One of the most important routes to high performance in a SQL Server database is the index. Indexes speed up the querying process by providing swift access to rows in the data tables, similarly to the way a book’s index helps you find information quickly within that book. In this article, I provide an overview of SQL Server indexes and explain how they’re defined within a database and how they can make the querying process faster. Most of this information applies to indexes in both SQL Server 2005 and 2008; the basic structure has changed little from one version to the next. In fact, much of the information also applies to SQL Server 2000. This does not mean there haven’t been changes. New functionality has been added with each successive version; however, the underlying structures have remained relatively the same. So for the sake of brevity, I stick with 2005 and 2008 and point out where there are differences in those two versions.
Indexes are created on columns in tables or views. The index provides a fast way to look up data based on the values within those columns. For example, if you create an index on the primary key and then search for a row of data based on one of the primary key values, SQL Server first finds that value in the index, and then uses the index to quickly locate the entire row of data. Without the index, a table scan would have to be performed in order to locate the row, which can have a significant effect on performance.
You can create indexes on most columns in a table or a view. The exceptions are primarily those columns configured with large object (LOB) data types, such as image, text, and varchar(max). You can also create indexes on XML columns, but those indexes are slightly different from the basic index and are beyond the scope of this article. Instead, I’ll focus on those indexes that are implemented most commonly in a SQL Server database.
An index is made up of a set of pages (index nodes) that are organized in a B-tree structure. This structure is hierarchical in nature, with the root node at the top of the hierarchy and the leaf nodes at the bottom, as shown in Figure 1.
Figure 1: B-tree structure of a SQL Server index
When a query is issued against an indexed column, the query engine starts at the root node and navigates down through the intermediate nodes, with each layer of the intermediate level more granular than the one above. The query engine continues down through the index nodes until it reaches the leaf node. For example, if you’re searching for the value 123 in an indexed column, the query engine would first look in the root level to determine which page to reference in the top intermediate level. In this example, the first page points the values 1-100, and the second page, the values 101-200, so the query engine would go to the second page on that level. The query engine would then determine that it must go to the third page at the next intermediate level. From there, the query engine would navigate to the leaf node for value 123. The leaf node will contain either the entire row of data or a pointer to that row, depending on whether the index is clustered or nonclustered.
A clustered index stores the actual data rows at the leaf level of the index.
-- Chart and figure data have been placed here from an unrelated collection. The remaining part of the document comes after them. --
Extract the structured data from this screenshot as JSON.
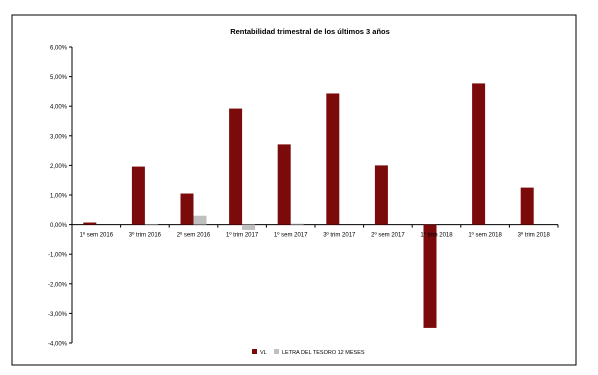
{
  "chart_data": {
    "type": "bar",
    "title": "Rentabilidad trimestral de los últimos 3 años",
    "categories": [
      "1º sem 2016",
      "3º trim 2016",
      "2º sem 2016",
      "1º trim 2017",
      "1º sem 2017",
      "3º trim 2017",
      "2º sem 2017",
      "1º trim 2018",
      "1º sem 2018",
      "3º trim 2018"
    ],
    "series": [
      {
        "name": "VL",
        "color": "#7b0b0b",
        "values": [
          0.07,
          1.96,
          1.05,
          3.92,
          2.71,
          4.43,
          2.0,
          -3.49,
          4.77,
          1.25
        ]
      },
      {
        "name": "LETRA DEL TESORO 12 MESES",
        "color": "#bfbfbf",
        "values": [
          0.0,
          0.02,
          0.3,
          -0.18,
          0.03,
          0.0,
          0.0,
          0.0,
          0.0,
          0.0
        ]
      }
    ],
    "ylim": [
      -4,
      6
    ],
    "yticks": [
      6,
      5,
      4,
      3,
      2,
      1,
      0,
      -1,
      -2,
      -3,
      -4
    ],
    "ytick_labels": [
      "6,00%",
      "5,00%",
      "4,00%",
      "3,00%",
      "2,00%",
      "1,00%",
      "0,00%",
      "-1,00%",
      "-2,00%",
      "-3,00%",
      "-4,00%"
    ],
    "grid": false,
    "legend_position": "bottom"
  }
}
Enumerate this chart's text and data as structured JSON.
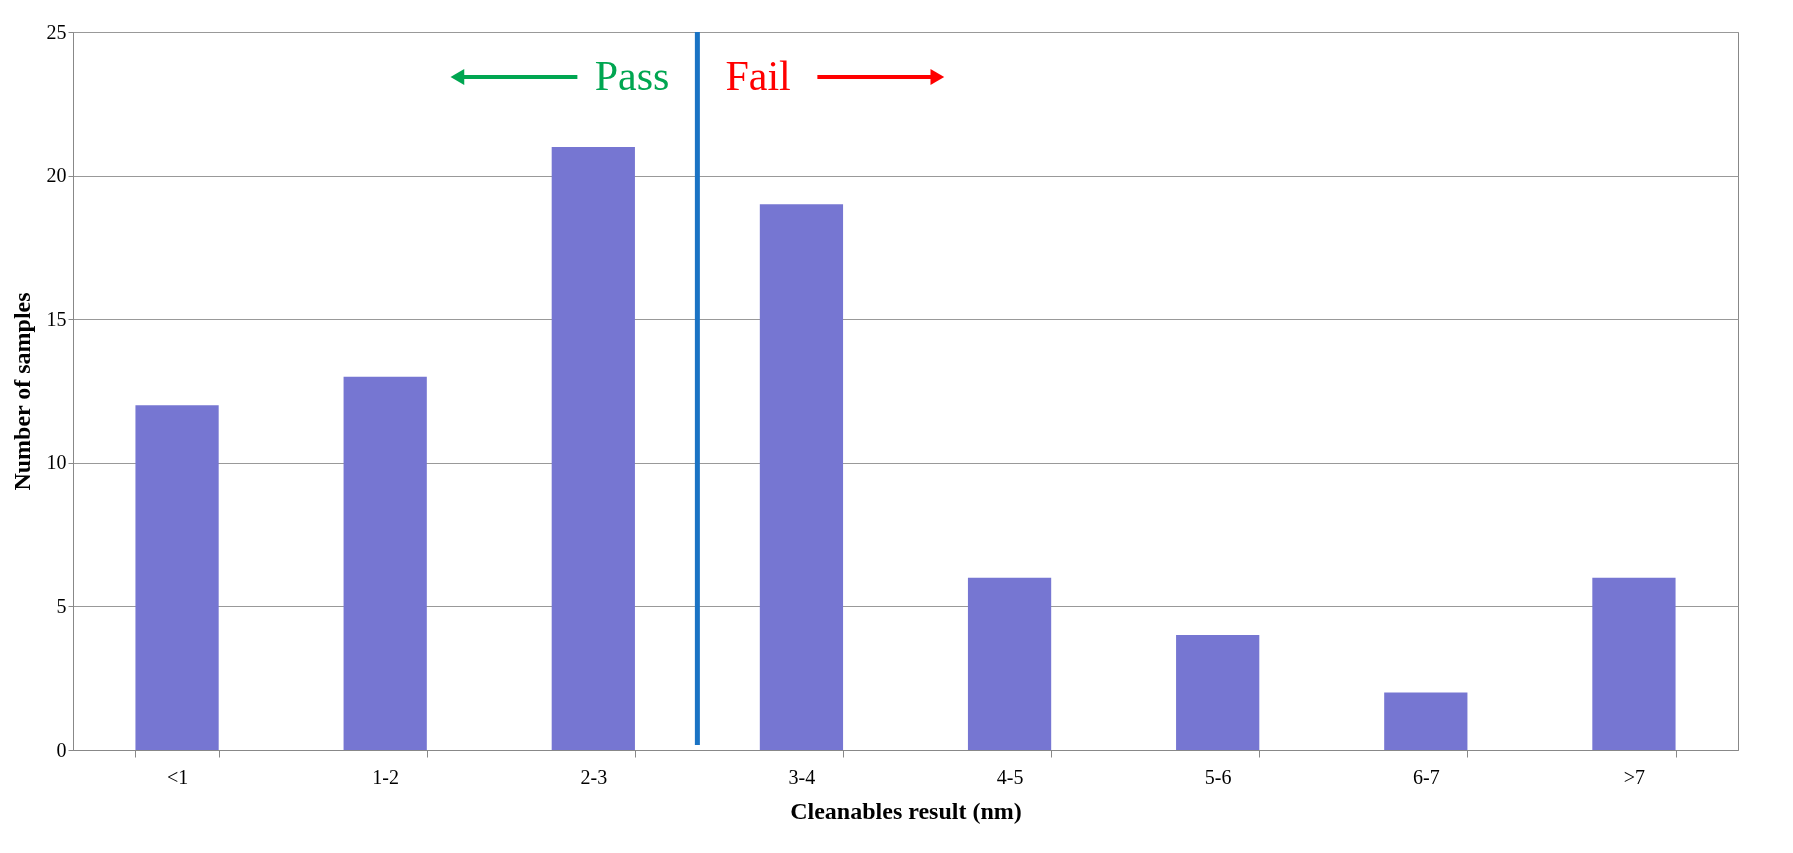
{
  "chart_data": {
    "type": "bar",
    "xlabel": "Cleanables result (nm)",
    "ylabel": "Number of samples",
    "categories": [
      "<1",
      "1-2",
      "2-3",
      "3-4",
      "4-5",
      "5-6",
      "6-7",
      ">7"
    ],
    "values": [
      12,
      13,
      21,
      19,
      6,
      4,
      2,
      6
    ],
    "color": "#7676d2",
    "ylim": [
      0,
      25
    ],
    "yticks": [
      0,
      5,
      10,
      15,
      20,
      25
    ],
    "grid": "y",
    "ref_lines": [
      {
        "axis": "x",
        "value": "3-4",
        "color": "#1a73c4"
      }
    ],
    "annotations": [
      "Pass",
      "Fail"
    ]
  }
}
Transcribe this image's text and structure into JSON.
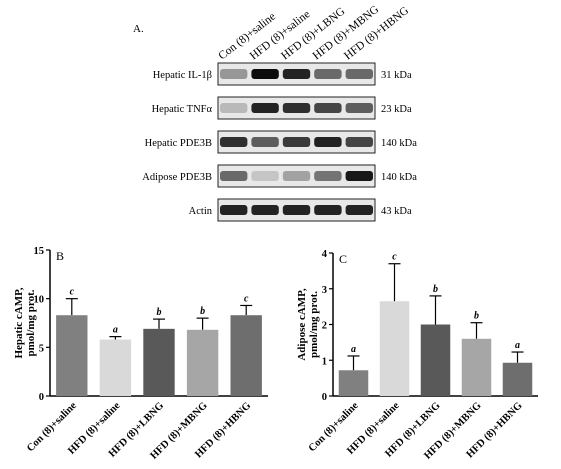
{
  "panel_a": {
    "label": "A.",
    "lanes": [
      "Con (8)+saline",
      "HFD (8)+saline",
      "HFD (8)+LBNG",
      "HFD (8)+MBNG",
      "HFD (8)+HBNG"
    ],
    "rows": [
      {
        "name": "Hepatic IL-1β",
        "size": "31 kDa"
      },
      {
        "name": "Hepatic TNFα",
        "size": "23 kDa"
      },
      {
        "name": "Hepatic PDE3B",
        "size": "140 kDa"
      },
      {
        "name": "Adipose PDE3B",
        "size": "140 kDa"
      },
      {
        "name": "Actin",
        "size": "43 kDa"
      }
    ]
  },
  "chart_data": [
    {
      "type": "bar",
      "panel": "B",
      "ylabel": [
        "Hepatic cAMP,",
        "pmol/mg prot."
      ],
      "categories": [
        "Con (8)+saline",
        "HFD (8)+saline",
        "HFD (8)+LBNG",
        "HFD (8)+MBNG",
        "HFD (8)+HBNG"
      ],
      "values": [
        8.3,
        5.8,
        6.9,
        6.8,
        8.3
      ],
      "errors": [
        1.7,
        0.3,
        1.0,
        1.2,
        1.0
      ],
      "letters": [
        "c",
        "a",
        "b",
        "b",
        "c"
      ],
      "colors": [
        "#808080",
        "#d9d9d9",
        "#595959",
        "#a6a6a6",
        "#6e6e6e"
      ],
      "ylim": [
        0,
        15
      ],
      "yticks": [
        0,
        5,
        10,
        15
      ]
    },
    {
      "type": "bar",
      "panel": "C",
      "ylabel": [
        "Adipose cAMP,",
        "pmol/mg prot."
      ],
      "categories": [
        "Con (8)+saline",
        "HFD (8)+saline",
        "HFD (8)+LBNG",
        "HFD (8)+MBNG",
        "HFD (8)+HBNG"
      ],
      "values": [
        0.72,
        2.65,
        2.0,
        1.6,
        0.93
      ],
      "errors": [
        0.4,
        1.05,
        0.8,
        0.45,
        0.3
      ],
      "letters": [
        "a",
        "c",
        "b",
        "b",
        "a"
      ],
      "colors": [
        "#808080",
        "#d9d9d9",
        "#595959",
        "#a6a6a6",
        "#6e6e6e"
      ],
      "ylim": [
        0,
        4
      ],
      "yticks": [
        0,
        1,
        2,
        3,
        4
      ]
    }
  ]
}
Returning to the example above, that would mean that the entire row of data associated with the primary key value of 123 would be stored in that leaf node. An important characteristic of the clustered index is that the indexed values are sorted in either ascending or descending order. As a result, there can be only one clustered index on a table or view. In addition, data in a table is sorted only if a clustered index has been defined on a table.
Note: A table that has a clustered index is referred to as a clustered table. A table that has no clustered index is referred to as a heap.
Unlike a clustered indexed, the leaf nodes of a nonclustered index contain only the values from the indexed columns and row locators that point to the actual data rows, rather than contain the data rows themselves. This means that the query engine must take an additional step in order to locate the actual data.
A row locator’s structure depends on whether it points to a clustered table or to a heap. If referencing a clustered table, the row locator points to the clustered index, using the value from the clustered index to navigate to the correct data row. If referencing a heap, the row locator points to the actual data row.
Nonclustered indexes cannot be sorted like clustered indexes; however, you can create more than one nonclustered index per table or view. SQL Server 2005 supports up to 249 nonclustered indexes, and SQL Server 2008 support up to 999. This certainly doesn’t mean you should create that many indexes. Indexes can both help and hinder performance, as I explain later in the article.
In addition to being able to create multiple nonclustered indexes on a table or view, you can also add included columns to your index. This means that you can store at the leaf level not only the values from the indexed column, but also the values from non-indexed columns. This strategy allows you to get around some of the limitations on indexes. For example, you can include non-indexed columns in order to exceed the size limit of indexed columns (900 bytes in most cases).